Competition or fun? A question that is becoming ever more revolving around games, and the limelight set brightly upon them. It may seem from the border that games have become more and more competitive over the years, and less about genuinely enjoying the game in front of you. Honestly, games have consistently expended and built competition. Historically, games have pushed the battle for skill and dominance, even when the arcade hall was the only place and all the way to board games being produced on the basis to beat your ‘friends and family.’ So clinically is the enjoyment for the game or the hunger for skill and competition?
Personally I’ve always loved games. There is a voice within me that enthusiastically convinces me that I have always played games for their content and value as a theatrical master piece. Truly I believe this voice. Thoroughly, I believe at points I play games for their sensational graphics or single player routine. Without even thinking of my skill level, or how good I may be at the game after countless hours of sitting alone with no thought of the outside world; or my own extradition through gaming.
Through the use of hindsight I understand and relive my naivety. The fact that no matter how many lonely hours I spent playing a game, a completion was not solely a personal achievement. Beyond that, its a metaphorical realization that, I could not wait to boast to my friends how quickly I beat the game, or how I defeated the unprecedented level we had all spoke about struggling upon. This would develop into the thought of wishing you could play with your friends. Even taking turns, failure after failure, the singular idea that both of you trying to beat the same level, gave a certain feel of skill that, personally could not be gained, but just wished.
However, I think I can argue with myself once again. I know I’m very indecisive, but really was it the competition that made us enjoy playing together so much? Or was it simply just fun? The laughter and enjoyment you both shared through the game, and the actual game just being truly sensational, no matter how many times skill or ability was mentioned, it was matched by the rendition of the spectacular graphics, each time, or the unbelievable content within a mission, as you would replay, and replay just to continuously regain the enjoyment. I think the main argument for this was that no matter the victor, it would end with laughter and never tears, no matter your skill you will enjoy a game if it is good.

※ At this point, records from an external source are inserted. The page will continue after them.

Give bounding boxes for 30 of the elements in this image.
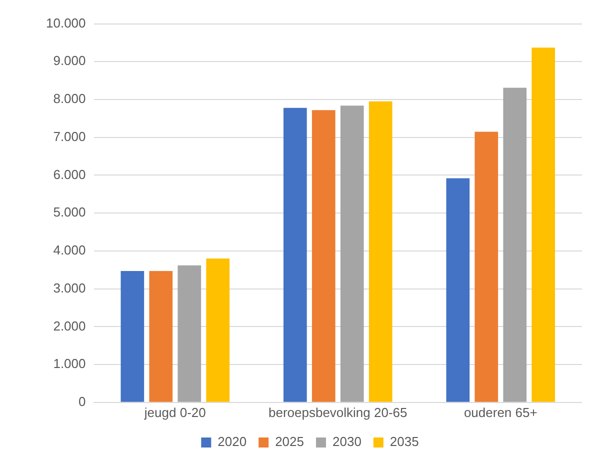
y-tick-label: 2.000 xyxy=(53,318,86,334)
legend-label: 2025 xyxy=(275,434,304,450)
bar xyxy=(474,132,498,402)
y-tick-label: 4.000 xyxy=(53,242,86,258)
bar xyxy=(120,271,144,402)
bar xyxy=(178,265,202,402)
x-tick-label: ouderen 65+ xyxy=(464,404,538,420)
y-tick-label: 0 xyxy=(78,394,86,409)
x-tick-label: jeugd 0-20 xyxy=(143,404,206,420)
y-tick-label: 6.000 xyxy=(53,166,86,182)
bar xyxy=(206,258,230,402)
y-tick-label: 7.000 xyxy=(53,128,86,144)
legend-label: 2030 xyxy=(332,434,362,450)
bar xyxy=(149,271,173,402)
y-tick-label: 3.000 xyxy=(53,280,86,296)
bar xyxy=(446,178,470,402)
y-tick-label: 1.000 xyxy=(53,356,86,372)
bar xyxy=(503,88,527,402)
y-tick-label: 8.000 xyxy=(53,91,86,106)
bar xyxy=(283,108,307,402)
legend-label: 2035 xyxy=(390,434,419,450)
bar xyxy=(532,48,556,402)
bar xyxy=(312,110,336,402)
bar xyxy=(340,106,364,402)
y-tick-label: 10.000 xyxy=(46,15,86,30)
bar xyxy=(368,101,392,402)
y-tick-label: 9.000 xyxy=(53,53,86,68)
x-tick-label: beroepsbevolking 20-65 xyxy=(268,404,408,420)
y-tick-label: 5.000 xyxy=(53,204,86,220)
legend-label: 2020 xyxy=(218,434,247,450)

This is where I think games have changed with time. The absolutely massive multiplayer scene has completely revamped games, for good and bad. The definite fact that a lot of players do not enjoy losing and play games for victory. Yes, I understand outplaying an opponent is a feeling that just cant be achieved else where but when did we forget the main objective was to enjoy a game? That we dont have to thrive to become the next Faker, or FAZE member, but just have fun, the intended purpose of a game. Instead of flaming after a loss, simply processing the fact that you enjoyed playing no matter the outcome.

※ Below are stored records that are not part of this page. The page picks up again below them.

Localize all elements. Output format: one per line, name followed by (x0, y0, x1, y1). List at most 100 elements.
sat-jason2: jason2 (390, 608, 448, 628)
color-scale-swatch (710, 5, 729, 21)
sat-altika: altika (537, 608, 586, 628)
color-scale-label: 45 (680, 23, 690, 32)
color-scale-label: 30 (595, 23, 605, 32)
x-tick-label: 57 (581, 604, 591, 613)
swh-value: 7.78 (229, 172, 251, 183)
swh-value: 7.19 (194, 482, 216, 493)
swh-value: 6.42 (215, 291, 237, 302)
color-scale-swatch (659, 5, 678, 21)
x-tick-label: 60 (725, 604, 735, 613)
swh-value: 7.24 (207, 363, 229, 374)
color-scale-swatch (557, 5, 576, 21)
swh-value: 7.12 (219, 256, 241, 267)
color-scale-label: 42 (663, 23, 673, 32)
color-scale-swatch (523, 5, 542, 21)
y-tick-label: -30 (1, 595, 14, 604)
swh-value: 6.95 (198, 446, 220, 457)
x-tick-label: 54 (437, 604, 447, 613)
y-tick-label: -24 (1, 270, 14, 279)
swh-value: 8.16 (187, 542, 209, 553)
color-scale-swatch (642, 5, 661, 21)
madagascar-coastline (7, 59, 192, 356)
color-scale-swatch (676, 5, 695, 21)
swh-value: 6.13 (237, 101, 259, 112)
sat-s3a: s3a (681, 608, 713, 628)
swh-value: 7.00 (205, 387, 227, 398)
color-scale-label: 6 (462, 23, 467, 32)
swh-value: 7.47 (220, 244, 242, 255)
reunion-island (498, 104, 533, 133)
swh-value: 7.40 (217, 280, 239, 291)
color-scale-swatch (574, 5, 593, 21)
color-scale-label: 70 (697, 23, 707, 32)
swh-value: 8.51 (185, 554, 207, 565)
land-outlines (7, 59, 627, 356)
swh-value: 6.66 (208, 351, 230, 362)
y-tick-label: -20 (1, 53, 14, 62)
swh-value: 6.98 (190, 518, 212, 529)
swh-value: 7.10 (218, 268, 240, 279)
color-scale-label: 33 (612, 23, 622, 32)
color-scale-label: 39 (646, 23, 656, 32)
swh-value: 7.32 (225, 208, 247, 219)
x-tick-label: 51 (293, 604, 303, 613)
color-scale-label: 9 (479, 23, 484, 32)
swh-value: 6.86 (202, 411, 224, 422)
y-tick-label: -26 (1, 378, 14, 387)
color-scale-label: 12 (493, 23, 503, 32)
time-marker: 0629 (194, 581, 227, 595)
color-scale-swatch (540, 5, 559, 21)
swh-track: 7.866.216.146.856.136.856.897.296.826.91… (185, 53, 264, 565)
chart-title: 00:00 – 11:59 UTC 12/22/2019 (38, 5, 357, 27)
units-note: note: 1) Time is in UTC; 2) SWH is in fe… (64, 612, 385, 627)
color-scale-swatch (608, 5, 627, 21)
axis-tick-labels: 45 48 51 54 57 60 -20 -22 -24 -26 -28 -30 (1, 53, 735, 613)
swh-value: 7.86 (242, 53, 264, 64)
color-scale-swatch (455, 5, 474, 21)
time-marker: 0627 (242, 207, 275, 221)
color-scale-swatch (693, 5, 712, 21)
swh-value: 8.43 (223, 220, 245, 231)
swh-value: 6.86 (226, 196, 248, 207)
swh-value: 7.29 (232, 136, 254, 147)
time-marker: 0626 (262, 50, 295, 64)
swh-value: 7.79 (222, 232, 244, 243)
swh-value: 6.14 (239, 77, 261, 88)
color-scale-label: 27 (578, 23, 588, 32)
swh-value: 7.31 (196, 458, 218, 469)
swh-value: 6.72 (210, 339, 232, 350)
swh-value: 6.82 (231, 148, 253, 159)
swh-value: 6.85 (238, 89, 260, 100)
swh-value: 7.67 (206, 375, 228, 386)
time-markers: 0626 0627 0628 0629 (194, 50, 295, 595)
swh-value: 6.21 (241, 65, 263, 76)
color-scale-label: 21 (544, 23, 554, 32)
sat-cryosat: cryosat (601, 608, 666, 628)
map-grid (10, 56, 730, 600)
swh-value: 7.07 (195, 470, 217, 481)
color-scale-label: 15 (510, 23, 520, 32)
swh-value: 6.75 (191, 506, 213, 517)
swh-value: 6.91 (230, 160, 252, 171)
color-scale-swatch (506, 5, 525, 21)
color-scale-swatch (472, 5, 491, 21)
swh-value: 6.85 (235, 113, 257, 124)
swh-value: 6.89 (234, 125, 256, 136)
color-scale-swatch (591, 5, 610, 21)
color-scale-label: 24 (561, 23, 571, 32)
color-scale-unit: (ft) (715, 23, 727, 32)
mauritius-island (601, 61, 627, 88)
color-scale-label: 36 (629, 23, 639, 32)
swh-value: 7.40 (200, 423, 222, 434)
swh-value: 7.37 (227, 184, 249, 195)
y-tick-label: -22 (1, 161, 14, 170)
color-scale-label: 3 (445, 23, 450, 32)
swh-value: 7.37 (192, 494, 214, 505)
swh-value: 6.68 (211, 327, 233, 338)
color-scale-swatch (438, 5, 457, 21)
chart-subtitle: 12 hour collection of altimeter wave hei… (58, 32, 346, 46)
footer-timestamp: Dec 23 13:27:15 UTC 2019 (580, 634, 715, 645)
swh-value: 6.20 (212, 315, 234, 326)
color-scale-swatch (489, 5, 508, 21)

I get it, it’s hard sometimes, but games were made to be frustrating, addicting, and sometimes tedious with loss after loss. But the enjoyment is what drives you to continue after each loss, and continuing until completion. Where as competitive gaming has changed so much that, if we cannot emulate a pro, we give up dramatically and lose that sense of determination. I think my main message of this article has changed, I wanted to look into the understanding of competition or fun? But I struggle to stray away from the fact that I am angered by people just not enjoying games they’re playing, despite graphics and content being consistently improved, if we all just remembered the joy games bring, then maybe communities would not be so toxic? People would get along. We would be happier and friendlier as a gaming community.